The Committee on Public Finance (CoPF), chaired by Harsha de Silva, has flagged what it described as “significant lapses in corporate governance” at National Development Bank PLC, alongside delayed disclosures and supervisory shortcomings by the Central Bank of Sri Lanka.

The controversy centers on an alleged Rs. 13.2 billion fraud that reportedly went undetected for over 18 months. Early warning signs—particularly a sharp rise in CEFT-related receivables—were not acted upon in time, raising critical questions about internal risk management systems and board-level oversight.

The issue was taken up during a recent CoPF session attended by Central Bank Governor Nandalal Weerasinghe and senior monetary officials.

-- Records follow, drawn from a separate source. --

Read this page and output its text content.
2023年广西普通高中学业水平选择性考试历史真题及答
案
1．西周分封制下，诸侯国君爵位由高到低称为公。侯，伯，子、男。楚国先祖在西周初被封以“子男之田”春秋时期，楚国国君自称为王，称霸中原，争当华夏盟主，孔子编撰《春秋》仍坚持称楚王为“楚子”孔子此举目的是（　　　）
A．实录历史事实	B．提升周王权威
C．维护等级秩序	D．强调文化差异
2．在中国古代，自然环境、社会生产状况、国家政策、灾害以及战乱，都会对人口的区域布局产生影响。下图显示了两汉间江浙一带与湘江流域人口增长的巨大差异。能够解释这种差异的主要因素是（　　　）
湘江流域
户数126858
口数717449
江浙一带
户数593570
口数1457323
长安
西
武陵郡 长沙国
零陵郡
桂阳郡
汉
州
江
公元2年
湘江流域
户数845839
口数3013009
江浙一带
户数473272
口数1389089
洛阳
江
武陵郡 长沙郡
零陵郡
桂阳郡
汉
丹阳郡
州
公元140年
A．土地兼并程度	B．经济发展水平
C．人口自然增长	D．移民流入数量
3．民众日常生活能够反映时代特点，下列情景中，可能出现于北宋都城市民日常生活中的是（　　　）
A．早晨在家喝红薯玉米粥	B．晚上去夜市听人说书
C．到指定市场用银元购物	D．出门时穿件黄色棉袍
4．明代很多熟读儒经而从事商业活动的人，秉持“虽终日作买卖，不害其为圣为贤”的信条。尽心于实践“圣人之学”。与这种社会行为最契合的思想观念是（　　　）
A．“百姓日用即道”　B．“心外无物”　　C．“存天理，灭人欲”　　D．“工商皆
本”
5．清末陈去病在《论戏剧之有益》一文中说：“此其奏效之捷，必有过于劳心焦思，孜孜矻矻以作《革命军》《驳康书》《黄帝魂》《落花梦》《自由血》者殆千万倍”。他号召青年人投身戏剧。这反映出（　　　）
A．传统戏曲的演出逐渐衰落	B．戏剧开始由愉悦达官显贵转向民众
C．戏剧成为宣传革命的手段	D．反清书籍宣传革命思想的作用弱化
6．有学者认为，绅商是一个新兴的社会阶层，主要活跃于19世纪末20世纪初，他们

The Committee emphasized the urgency of the situation, calling for immediate corrective action and warning that continued parliamentary scrutiny would follow.

In response, the Central Bank confirmed that a preliminary investigation is underway, with assurances that findings will be reported promptly. However, the Committee made clear that both banks and regulators must act swiftly in cases of suspected financial misconduct, given the potential threat to financial system stability.

Investigations have revealed that the fraud involved internal collusion, with employees allegedly exploiting weekend CEFT transaction windows. One key suspect, reportedly an assistant manager, is accused of using colleagues’ login credentials to carry out unauthorized transactions. Authorities have also linked part of the operation to cryptocurrency channels, adding a layer of complexity to recovery efforts.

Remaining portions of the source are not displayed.